Seductive Chaos (Bad Rep #3)

“And why is it such a fucking big deal to you? You’ve never gotten this damn worked up over a song arrangement before. In fact, you don’t usually have anything to do with it at all,” Jordan called out.

I tapped my knees harder, feeling my anger rise. “Because I’m sick of not having a say about our songs. I think as the lead singer, my input would be important. That what I think should carry some weight,” I said.

“Here we go again,” Mitch muttered.

“Do you have something to say, Mitch?” I shot out, getting to my feet.

“Yeah, you’re the lead singer. That doesn’t mean you have any more of a say than the rest of us,” Mitch stated, putting his phone down.

“No, I just want a say in the first place!” My voice started to rise. I shoved my hands into my pockets and stood my ground. “I want to play the song. I think it’s ready.”

I didn’t really know why I was pressing the point. Except that I felt this was a test to see how much they valued and respected my opinion when it came to the meat and guts of our music. And given the way they were dismissing me, I think I had my answer.

“No, we aren’t,” Garrett ground out.

He and I stared at each other and I never thought I’d see the day when we couldn’t talk about something and figure it out.

I remembered standing with him at his parents’ funeral. I had seen him at his worst. And he had seen me at mine.

But now I looked at him and I didn’t see my friend. I saw someone who didn’t take my role in our band seriously. Someone who was standing in my way and holding me back. I hadn’t wanted to agree with Jose when he told me I was better off without these guys. But, standing there, I knew he was right.

“You have five minutes,” a stagehand said, interrupting our tense showdown. Garrett threw away his trash and gave me a level look.

“We’re not playing that song. End of fucking discussion.”

I stood there seething, feeling like a child who had been put in his place.

Well, we’d see about that.



The concert was proving to be a disaster. We were off. It was obvious to everyone. Our music lacked the energy we were known for.

It didn’t help that not one of my bandmates would look at me.

Their resentment was all over our set. It tainted everything. And when I sang it was full of the anger I felt towards the jackasses behind me. I couldn’t even look at them.

So being who I am, during a lull, I went to the side of the stage and asked one of the stage hands to bring me an acoustic guitar. I walked back to my mic, looping the guitar strap around my neck.

Jordan and the others had stopped playing completely, the silence behind me was deafening. I knew they were wondering what the hell I was doing.

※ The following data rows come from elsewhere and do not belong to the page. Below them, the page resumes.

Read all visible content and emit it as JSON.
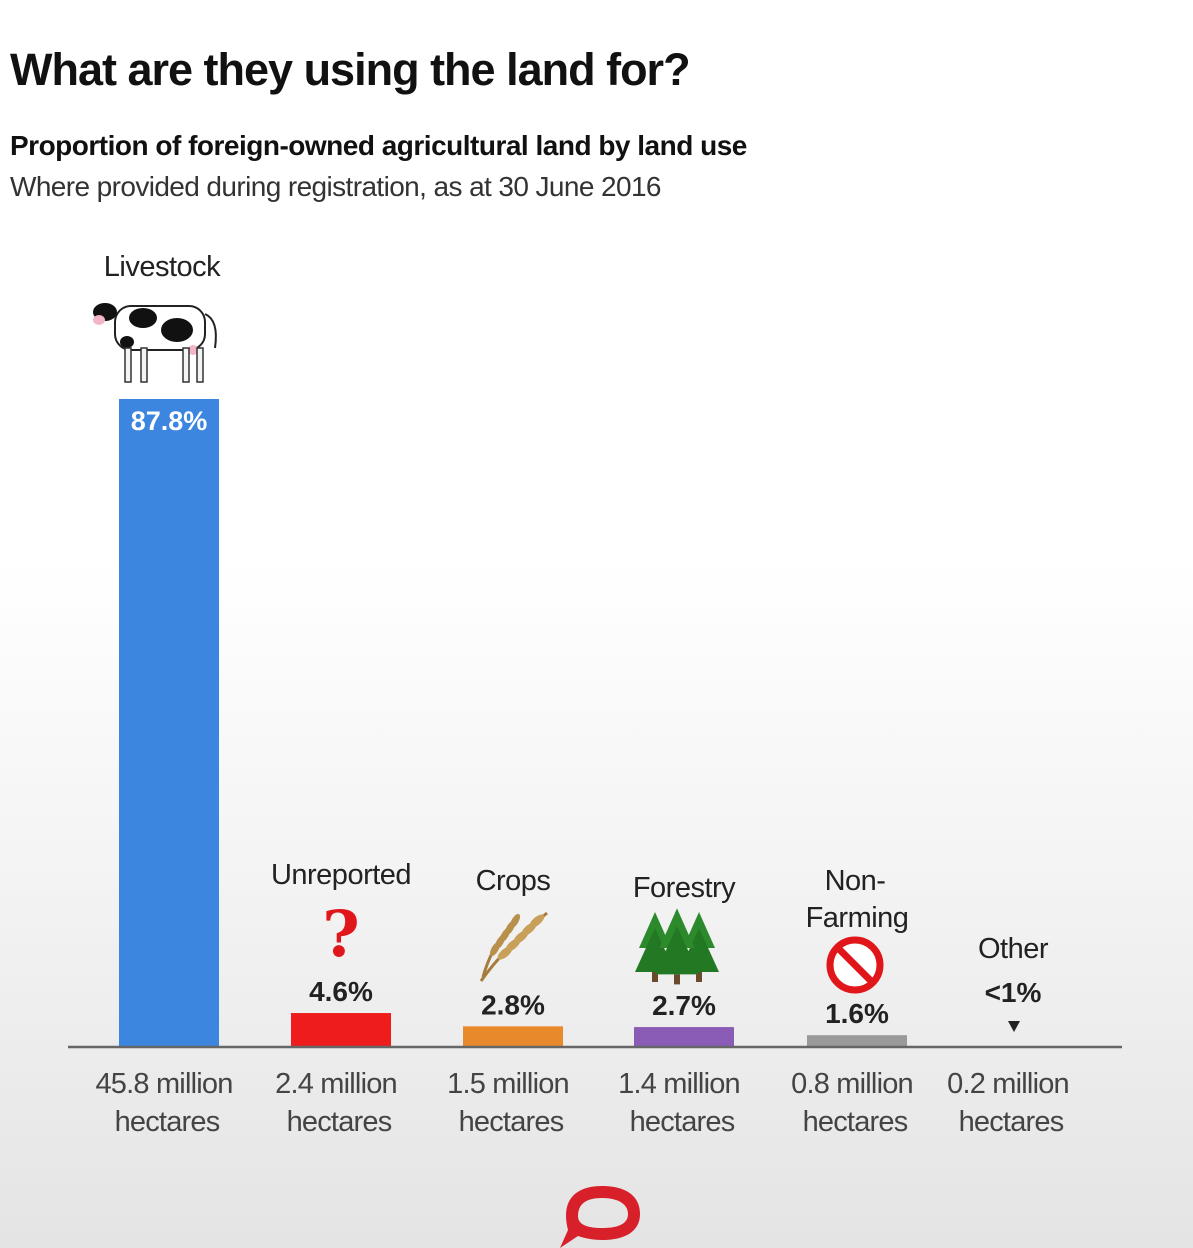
{
  "header": {
    "title": "What are they using the land for?",
    "subtitle": "Proportion of foreign-owned agricultural land by land use",
    "note": "Where provided during registration, as at 30 June 2016"
  },
  "chart_data": {
    "type": "bar",
    "categories": [
      "Livestock",
      "Unreported",
      "Crops",
      "Forestry",
      "Non-Farming",
      "Other"
    ],
    "values": [
      87.8,
      4.6,
      2.8,
      2.7,
      1.6,
      0.3
    ],
    "value_labels": [
      "87.8%",
      "4.6%",
      "2.8%",
      "2.7%",
      "1.6%",
      "<1%"
    ],
    "hectares": [
      "45.8 million",
      "2.4 million",
      "1.5 million",
      "1.4 million",
      "0.8 million",
      "0.2 million"
    ],
    "hectares_unit": "hectares",
    "colors": [
      "#3d86e0",
      "#ee1c1c",
      "#e8892c",
      "#8a5cb5",
      "#9a9a9a",
      "#9a9a9a"
    ],
    "icons": [
      "cow-icon",
      "question-mark-icon",
      "wheat-icon",
      "trees-icon",
      "no-symbol-icon",
      "down-arrow-icon"
    ],
    "ylim": [
      0,
      87.8
    ],
    "grid": false,
    "legend": "none"
  },
  "footer": {
    "logo_icon": "speech-bubble-logo-icon",
    "logo_color": "#d8202a"
  }
}
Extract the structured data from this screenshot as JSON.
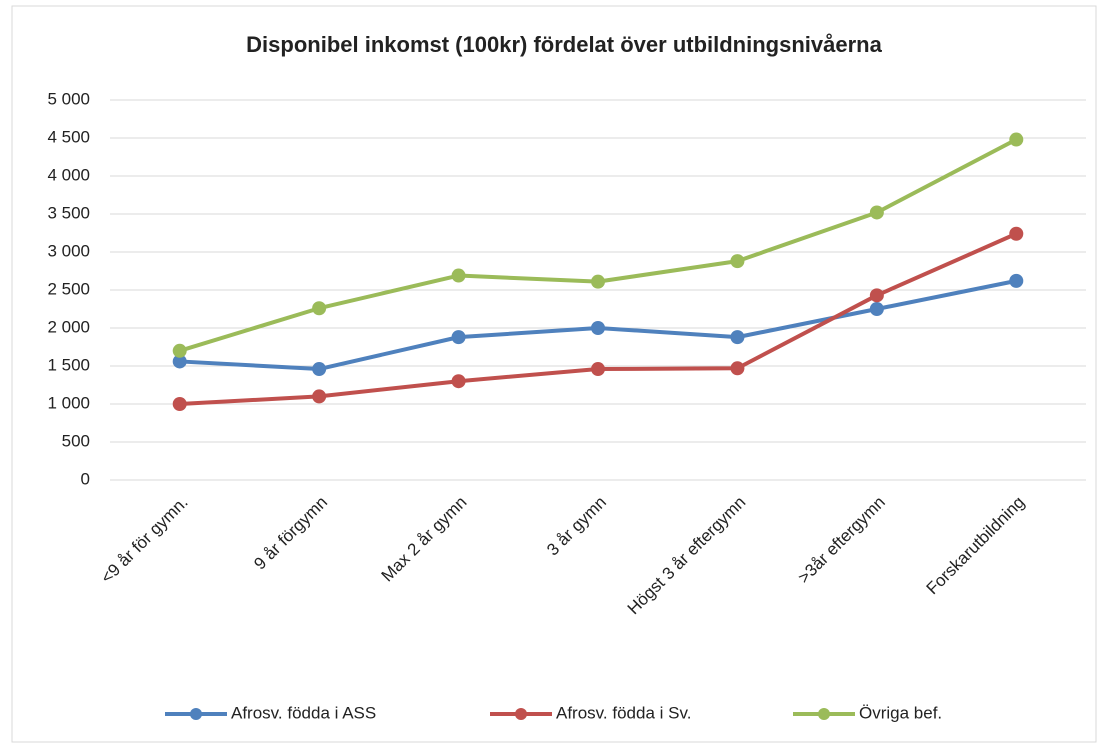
{
  "chart_data": {
    "type": "line",
    "title": "Disponibel inkomst (100kr) fördelat över utbildningsnivåerna",
    "categories": [
      "<9 år för gymn.",
      "9 år förgymn",
      "Max 2 år gymn",
      "3 år gymn",
      "Högst 3 år eftergymn",
      ">3år eftergymn",
      "Forskarutbildning"
    ],
    "series": [
      {
        "name": "Afrosv. födda i ASS",
        "color": "#4f81bd",
        "values": [
          1560,
          1460,
          1880,
          2000,
          1880,
          2250,
          2620
        ]
      },
      {
        "name": "Afrosv. födda i Sv.",
        "color": "#c0504d",
        "values": [
          1000,
          1100,
          1300,
          1460,
          1470,
          2430,
          3240
        ]
      },
      {
        "name": "Övriga bef.",
        "color": "#9bbb59",
        "values": [
          1700,
          2260,
          2690,
          2610,
          2880,
          3520,
          4480
        ]
      }
    ],
    "ylim": [
      0,
      5000
    ],
    "yticks": [
      0,
      500,
      {
        "value": 1000,
        "label": "1 000"
      },
      {
        "value": 1500,
        "label": "1 500"
      },
      {
        "value": 2000,
        "label": "2 000"
      },
      {
        "value": 2500,
        "label": "2 500"
      },
      {
        "value": 3000,
        "label": "3 000"
      },
      {
        "value": 3500,
        "label": "3 500"
      },
      {
        "value": 4000,
        "label": "4 000"
      },
      {
        "value": 4500,
        "label": "4 500"
      },
      {
        "value": 5000,
        "label": "5 000"
      }
    ],
    "grid": true,
    "legend": "bottom"
  }
}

If they were going to fuck up the vibe of our show, then I was going to bring it back. By doing what the hell I wanted to do!

“Hey guys! I know this show is sucking serious balls. I don’t know about you, but I think it’s time to change things up a bit. Do you guys want to hear a new song?” I asked.

The answering roar was deafening.

“Well, here you go,” I said and launched into the chords Garrett and I had written. I sang the lyrics and played the entire song by myself and the audience loved it. I was the center of the world. They fed me and I ate it up.

This is why I loved to perform.

But when I was done and I turned back to the guys to say, “See, they loved it, I was right the whole time,” I realized they didn’t see it quite the same way. Mitch and Jordan were furious. Jordan tossed his drumsticks to the ground, got to his feet and walked off stage.

Mitch dropped his bass and followed Jordan.

Garrett didn’t look pissed, but he looked hurt. Why wasn’t he glad that the audience loved our song so much?

He shook his head and unplugged his guitar. “The stage is all yours,” he said, dropping the cable and leaving me alone.

I stood there, the spotlight trained on me, staring out at the sea of confused and increasingly angry faces.